Recommendations and Conclusions

These maps and data may assist states and academic health centers in developing state or regional solutions to medical school enrollment and physician shortages. By providing enrollment data for both MD schools and DO schools, this analysis provides a more complete picture of each state’s total medical school enrollment. Although the 22.9% increase in total U.S. medical school enrollment18 from 2000 to 2010 will increase supply of physicians, as the COGME suggested, an increase in supply “will not in and of itself address issues of maldistribution of physicians.”4

We offer the following recommendations to help states and academic health centers develop strategies for expansion of physician training to accomplish the goal of improving access to care. First, local and regional health care needs, such as population growth, access to care, and the geographic distribution of physicians, should inform medical school expansion efforts. Second, coordinated efforts among neighboring states, such as the WWAMI model at UWSOM, should be pursued where appropriate given the high costs of medical education.

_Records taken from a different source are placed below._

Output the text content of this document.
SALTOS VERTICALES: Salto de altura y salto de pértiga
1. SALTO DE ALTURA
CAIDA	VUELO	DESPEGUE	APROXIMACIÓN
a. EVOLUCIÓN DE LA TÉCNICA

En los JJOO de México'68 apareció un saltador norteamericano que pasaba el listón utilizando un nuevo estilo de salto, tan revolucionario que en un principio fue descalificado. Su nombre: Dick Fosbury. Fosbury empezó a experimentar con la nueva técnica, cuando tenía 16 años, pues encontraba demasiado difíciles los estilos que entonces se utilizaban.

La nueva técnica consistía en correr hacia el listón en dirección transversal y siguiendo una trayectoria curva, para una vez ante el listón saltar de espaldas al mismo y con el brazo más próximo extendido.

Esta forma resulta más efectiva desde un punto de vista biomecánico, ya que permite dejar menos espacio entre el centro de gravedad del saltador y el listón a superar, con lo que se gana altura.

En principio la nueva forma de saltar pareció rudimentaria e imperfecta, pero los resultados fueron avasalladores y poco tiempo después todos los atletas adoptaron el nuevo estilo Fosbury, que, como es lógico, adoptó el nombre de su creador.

Third, policies encouraging careers in primary care are needed at the preadmission, admission, and curriculum levels. In terms of increasing the primary care workforce, prioritizing the admission of students with known intentions and characteristics conducive to choosing primary care is crucial.31 Medical schools that increase enrollment by creating or expanding branch campuses may graduate more physicians who will practice in primary care, because medical students educated on branch campuses are more likely to enter primary care.32 Fourth, new medical schools’ intentions to increase the supply of physicians in primary care should be assessed by measuring graduates’ practice five years after graduation.33

Finally, the manner in which medical school expansion occurred after warnings of provider shortages may foretell the course of future GME expansion. Thus, when GME training slots are increased and the “‘key bottleneck’ … in fulfilling the call to increase medical supply”34 is loosened, we recommend that state and federal stakeholders find ways to coordinate expansion to meet societal needs for more equitable distribution of physicians according to specialty and geographic location.

Acknowledgments: The authors thank the Robert Graham Center staff. They also thank Mr. Sean Finnegan for his mapping expertise, Dr. Jennifer Rankin for her insightful feedback, Dr. Suzanne Allen for her explanation of and data from the University of Washington School of Medicine’s WWAMI program, and Dr. Leonard Morse for his wisdom and support.